Les petits poissons dans l'eau... continue t il.

— Comment tu te sens?

—  Il va me disputer, il veut pas que ze prenne l'ascenseur tout seul, il va me disputer, geint il.

— Mais non, personne ne va te disputer, parce que tu n'as pas pris cet ascenseur tout seul, tu es avec moi.

Il sourit en comprenant ce que je lui dis. 

— Pourquoi tu es là? Toi aussi tu vois le Dr Todd?

—  Non, j'allais chez le gynécologue.

— Pourquoi?

Je prends une grande inspiration et me décide à lui répondre. Après tout, le temps passera peut être plus vite en discutant avec lui. Et parler semble le calmer, il ne se balance plus, ses yeux plongés dans les miens.

— Mon ancien amoureux m'a fait très mal au cœur alors j'avais besoin de voir le docteur pour être sur que tout va bien, tu comprends? 

— C'est pas zentil ça. On ne doit pas être méchant avec les autres. 

— Tu as raison, Boris. Mais lui, il s'en moque, c'est comme ça.

— Tu es zolie. Tu vas avoir plein d'autres amoureux, annonce t il fièrement un large sourire sur les lèvres.

— C'est gentil, merci. Et toi, tu as rendez vous avec le Dr. Todd, c'est ça?

—  Oui, c'est mon orthopo .. orthpoti.. orthophoniste, articule t il avec difficulté.

— C'est chouette et tu le vois souvent?

— Toutes les semaines et toi?

— J'espère ne pas le revoir trop rapidement, je marmonne légèrement anxieuse à l'idée d'avoir contracté une MST à cause de David.

 Les minutes s'égrènent sans aucun signe de l'extérieur.

— Z'aime pas être enfermé. Tu as pas peur toi?

— Non, ça va. Moi, j'ai peur de l'eau.

— Z'aime bien les poissons. Tu les aimes pas toi alors?

— Bizarrement si.. j'adore les poissons. Je travaille à l'aquarium d'Atlanta, j'imagine que tu y es déjà allé?

— Ouiiiii, s'extasie t il en frappant ses mains. C'est trop bien, il y a les requins baleines et les raies mantas et les belugas...

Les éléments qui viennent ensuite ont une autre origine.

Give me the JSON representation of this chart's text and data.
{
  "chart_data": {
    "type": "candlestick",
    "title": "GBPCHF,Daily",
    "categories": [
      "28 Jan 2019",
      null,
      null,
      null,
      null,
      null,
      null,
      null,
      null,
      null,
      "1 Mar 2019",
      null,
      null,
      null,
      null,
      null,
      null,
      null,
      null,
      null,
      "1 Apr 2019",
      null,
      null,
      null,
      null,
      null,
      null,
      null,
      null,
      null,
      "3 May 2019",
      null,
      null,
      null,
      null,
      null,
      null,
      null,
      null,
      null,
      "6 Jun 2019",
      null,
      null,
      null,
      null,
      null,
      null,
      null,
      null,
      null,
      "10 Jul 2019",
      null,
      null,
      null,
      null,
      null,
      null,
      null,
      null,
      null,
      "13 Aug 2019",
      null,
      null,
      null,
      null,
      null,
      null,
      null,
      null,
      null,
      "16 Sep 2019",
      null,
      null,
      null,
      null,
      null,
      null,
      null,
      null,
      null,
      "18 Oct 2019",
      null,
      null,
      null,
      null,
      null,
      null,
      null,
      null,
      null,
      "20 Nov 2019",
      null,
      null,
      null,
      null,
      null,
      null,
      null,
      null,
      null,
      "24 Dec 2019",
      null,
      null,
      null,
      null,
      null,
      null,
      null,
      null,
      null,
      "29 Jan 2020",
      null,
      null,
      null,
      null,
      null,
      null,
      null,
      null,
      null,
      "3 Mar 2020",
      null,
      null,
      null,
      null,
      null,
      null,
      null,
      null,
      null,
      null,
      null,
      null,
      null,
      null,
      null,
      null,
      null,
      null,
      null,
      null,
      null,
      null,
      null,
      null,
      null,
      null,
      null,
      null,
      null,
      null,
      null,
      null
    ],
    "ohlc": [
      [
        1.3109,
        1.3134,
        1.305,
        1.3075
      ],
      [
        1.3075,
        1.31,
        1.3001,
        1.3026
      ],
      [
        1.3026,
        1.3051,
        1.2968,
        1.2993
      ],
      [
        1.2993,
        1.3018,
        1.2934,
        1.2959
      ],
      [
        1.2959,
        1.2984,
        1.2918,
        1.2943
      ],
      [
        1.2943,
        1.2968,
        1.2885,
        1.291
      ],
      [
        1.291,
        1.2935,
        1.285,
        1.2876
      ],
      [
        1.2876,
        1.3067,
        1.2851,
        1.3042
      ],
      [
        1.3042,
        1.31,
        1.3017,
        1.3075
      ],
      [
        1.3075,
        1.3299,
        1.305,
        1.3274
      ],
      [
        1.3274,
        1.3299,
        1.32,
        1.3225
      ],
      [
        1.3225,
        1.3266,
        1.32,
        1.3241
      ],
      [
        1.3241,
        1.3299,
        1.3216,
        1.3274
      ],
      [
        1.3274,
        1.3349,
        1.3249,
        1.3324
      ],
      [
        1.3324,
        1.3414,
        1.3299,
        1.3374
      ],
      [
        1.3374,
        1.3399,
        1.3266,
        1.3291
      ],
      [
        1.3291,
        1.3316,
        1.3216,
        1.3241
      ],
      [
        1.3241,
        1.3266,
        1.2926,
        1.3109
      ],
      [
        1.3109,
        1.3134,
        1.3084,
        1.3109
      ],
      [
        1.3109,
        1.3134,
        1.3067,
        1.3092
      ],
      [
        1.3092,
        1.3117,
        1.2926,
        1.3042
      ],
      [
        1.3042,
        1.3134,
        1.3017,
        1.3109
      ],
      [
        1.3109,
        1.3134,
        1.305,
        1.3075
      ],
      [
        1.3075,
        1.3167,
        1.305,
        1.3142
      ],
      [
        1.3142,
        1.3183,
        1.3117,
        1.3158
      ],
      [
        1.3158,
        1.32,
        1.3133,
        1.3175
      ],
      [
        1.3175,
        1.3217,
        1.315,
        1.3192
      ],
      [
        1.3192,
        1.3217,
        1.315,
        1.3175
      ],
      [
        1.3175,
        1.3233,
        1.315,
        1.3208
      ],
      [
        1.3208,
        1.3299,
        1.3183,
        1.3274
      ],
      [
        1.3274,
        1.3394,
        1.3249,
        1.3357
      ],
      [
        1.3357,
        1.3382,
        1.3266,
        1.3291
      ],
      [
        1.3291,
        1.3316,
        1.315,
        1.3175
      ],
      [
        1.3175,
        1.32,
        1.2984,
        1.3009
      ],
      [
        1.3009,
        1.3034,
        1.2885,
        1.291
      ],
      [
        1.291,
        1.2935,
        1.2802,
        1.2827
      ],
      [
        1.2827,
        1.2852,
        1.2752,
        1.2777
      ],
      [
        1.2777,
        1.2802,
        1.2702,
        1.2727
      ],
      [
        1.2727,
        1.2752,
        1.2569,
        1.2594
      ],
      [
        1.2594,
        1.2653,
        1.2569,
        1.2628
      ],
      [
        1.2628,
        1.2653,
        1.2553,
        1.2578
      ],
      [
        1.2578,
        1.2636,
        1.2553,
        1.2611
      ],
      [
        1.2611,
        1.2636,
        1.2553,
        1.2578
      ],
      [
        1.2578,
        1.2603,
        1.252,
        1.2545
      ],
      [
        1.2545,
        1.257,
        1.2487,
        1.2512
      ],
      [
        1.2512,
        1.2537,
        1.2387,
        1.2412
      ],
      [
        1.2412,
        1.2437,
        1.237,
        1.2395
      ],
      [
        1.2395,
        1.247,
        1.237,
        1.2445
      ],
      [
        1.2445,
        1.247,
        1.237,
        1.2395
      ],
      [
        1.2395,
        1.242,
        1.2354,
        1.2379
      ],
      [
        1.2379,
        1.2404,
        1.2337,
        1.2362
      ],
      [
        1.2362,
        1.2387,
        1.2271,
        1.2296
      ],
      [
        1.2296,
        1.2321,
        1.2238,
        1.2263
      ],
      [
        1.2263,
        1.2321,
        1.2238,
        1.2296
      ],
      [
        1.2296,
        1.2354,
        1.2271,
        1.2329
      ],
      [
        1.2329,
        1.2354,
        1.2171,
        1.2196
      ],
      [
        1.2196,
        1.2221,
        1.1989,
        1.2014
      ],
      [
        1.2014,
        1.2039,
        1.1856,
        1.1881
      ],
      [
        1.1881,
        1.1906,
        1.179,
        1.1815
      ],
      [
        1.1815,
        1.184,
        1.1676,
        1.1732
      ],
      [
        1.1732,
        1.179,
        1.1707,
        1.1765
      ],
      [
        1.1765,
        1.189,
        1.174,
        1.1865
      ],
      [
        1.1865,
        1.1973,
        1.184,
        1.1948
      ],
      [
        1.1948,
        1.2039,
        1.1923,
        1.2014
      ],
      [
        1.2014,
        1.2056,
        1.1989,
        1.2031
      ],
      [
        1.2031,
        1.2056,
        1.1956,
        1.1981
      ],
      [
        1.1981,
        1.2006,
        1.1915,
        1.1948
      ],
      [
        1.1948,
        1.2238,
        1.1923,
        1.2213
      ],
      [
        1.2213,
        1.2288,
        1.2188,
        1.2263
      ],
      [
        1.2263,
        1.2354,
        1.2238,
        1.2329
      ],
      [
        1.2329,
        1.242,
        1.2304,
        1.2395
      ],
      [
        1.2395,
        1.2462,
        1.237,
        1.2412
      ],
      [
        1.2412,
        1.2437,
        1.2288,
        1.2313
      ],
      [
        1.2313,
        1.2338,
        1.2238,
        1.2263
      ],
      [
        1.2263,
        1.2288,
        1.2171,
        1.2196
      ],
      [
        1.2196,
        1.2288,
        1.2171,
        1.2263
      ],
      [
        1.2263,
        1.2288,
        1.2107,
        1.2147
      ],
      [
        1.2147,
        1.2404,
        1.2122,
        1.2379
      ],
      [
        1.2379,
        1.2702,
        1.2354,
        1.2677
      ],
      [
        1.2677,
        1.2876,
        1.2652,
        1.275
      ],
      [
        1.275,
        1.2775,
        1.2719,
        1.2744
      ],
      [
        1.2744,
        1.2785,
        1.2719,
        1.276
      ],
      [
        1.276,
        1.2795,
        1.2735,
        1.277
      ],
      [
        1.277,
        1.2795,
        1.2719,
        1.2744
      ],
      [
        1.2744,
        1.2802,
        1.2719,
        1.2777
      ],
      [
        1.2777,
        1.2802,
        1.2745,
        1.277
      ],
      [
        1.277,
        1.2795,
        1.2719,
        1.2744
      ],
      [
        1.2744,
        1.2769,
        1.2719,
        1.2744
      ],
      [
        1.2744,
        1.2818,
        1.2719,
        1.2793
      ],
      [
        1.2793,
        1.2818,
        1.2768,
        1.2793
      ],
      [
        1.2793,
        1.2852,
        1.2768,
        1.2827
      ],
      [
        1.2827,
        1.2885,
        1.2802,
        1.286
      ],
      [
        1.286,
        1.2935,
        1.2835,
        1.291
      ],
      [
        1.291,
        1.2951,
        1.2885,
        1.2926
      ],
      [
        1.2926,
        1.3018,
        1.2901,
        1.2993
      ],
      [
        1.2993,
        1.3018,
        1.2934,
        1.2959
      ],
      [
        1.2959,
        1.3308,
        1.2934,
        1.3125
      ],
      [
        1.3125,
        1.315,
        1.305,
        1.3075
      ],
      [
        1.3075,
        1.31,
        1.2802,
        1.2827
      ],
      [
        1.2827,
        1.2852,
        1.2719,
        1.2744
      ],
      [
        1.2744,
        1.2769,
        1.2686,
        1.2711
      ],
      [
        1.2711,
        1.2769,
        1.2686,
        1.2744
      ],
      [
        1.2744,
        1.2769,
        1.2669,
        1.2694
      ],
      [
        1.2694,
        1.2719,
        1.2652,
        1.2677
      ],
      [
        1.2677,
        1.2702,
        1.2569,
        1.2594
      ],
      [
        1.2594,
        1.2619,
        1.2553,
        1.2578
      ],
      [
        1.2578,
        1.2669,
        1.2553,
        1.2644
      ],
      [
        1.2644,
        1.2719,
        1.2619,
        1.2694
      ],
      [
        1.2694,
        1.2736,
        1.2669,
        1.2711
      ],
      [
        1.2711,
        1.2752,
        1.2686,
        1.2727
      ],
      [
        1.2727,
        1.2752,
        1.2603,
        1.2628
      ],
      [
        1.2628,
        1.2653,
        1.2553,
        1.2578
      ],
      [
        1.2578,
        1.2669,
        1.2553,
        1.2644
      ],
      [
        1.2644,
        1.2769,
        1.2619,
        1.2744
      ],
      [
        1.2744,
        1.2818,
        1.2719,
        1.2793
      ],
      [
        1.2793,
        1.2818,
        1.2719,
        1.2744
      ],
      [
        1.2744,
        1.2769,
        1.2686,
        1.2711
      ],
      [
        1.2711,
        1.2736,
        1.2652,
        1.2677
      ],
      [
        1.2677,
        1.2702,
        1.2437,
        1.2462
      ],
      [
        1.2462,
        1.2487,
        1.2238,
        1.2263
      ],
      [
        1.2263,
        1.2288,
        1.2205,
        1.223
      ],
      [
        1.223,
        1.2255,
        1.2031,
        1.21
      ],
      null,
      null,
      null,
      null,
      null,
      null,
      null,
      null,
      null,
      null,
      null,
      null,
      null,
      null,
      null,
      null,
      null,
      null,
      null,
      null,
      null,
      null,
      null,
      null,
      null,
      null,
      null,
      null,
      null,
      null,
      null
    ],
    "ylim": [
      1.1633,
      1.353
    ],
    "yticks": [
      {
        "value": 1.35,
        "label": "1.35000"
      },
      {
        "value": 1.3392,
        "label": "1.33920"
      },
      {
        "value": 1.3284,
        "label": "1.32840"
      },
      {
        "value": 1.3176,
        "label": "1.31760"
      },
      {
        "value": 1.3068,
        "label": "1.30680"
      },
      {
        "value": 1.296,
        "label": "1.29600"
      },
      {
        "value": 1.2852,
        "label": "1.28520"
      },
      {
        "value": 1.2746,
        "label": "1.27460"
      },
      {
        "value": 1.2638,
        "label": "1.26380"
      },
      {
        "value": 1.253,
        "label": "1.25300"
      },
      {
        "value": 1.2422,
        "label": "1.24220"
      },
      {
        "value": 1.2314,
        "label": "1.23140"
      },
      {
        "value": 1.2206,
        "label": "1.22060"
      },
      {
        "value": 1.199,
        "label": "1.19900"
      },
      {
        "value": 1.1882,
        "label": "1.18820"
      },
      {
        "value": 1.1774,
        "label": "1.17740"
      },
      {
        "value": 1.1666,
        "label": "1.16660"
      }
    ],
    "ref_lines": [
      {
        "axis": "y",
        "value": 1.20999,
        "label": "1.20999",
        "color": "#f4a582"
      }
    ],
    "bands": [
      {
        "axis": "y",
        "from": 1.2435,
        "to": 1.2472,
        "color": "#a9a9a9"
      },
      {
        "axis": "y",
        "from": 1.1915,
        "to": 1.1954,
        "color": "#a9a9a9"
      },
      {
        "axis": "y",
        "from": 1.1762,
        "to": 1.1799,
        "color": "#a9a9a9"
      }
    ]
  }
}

— Je travaille avec les pingouins africains, les phoques et les otaries. Si ça te dit, la prochaine fois que tu y vas je pourrai t'amener avec moi pour les nourrir, ça te plairait?

— Pour de vrai vraiment?

— Oui vraiment. Je pourrais même voir avec mes collègues pour qu'ils te fassent visiter les coulisses des bacs. 

— On peut se baigner avec les requins?

— Euh.. non, désolée, je réponds en retenant un sourire. Tiens, c'est mon numéro de téléphone, tu n'auras qu'à m'appeler ou m'envoyer un message quand tu y vas, je lui dis en tendant un petit papier avec mon numéro.

Les heures défilent, personne ne nous vient en aide et je commence à désespérer. Boris continue à chanter et parler de tout et rien. Mon sourire s'élargit quand l'assistance nous appelle mais je déchante vite lorsqu'elle m'annonce qu'aucun dépanneur ne pourra venir avant encore 2 bonnes heures, si on a de la chance.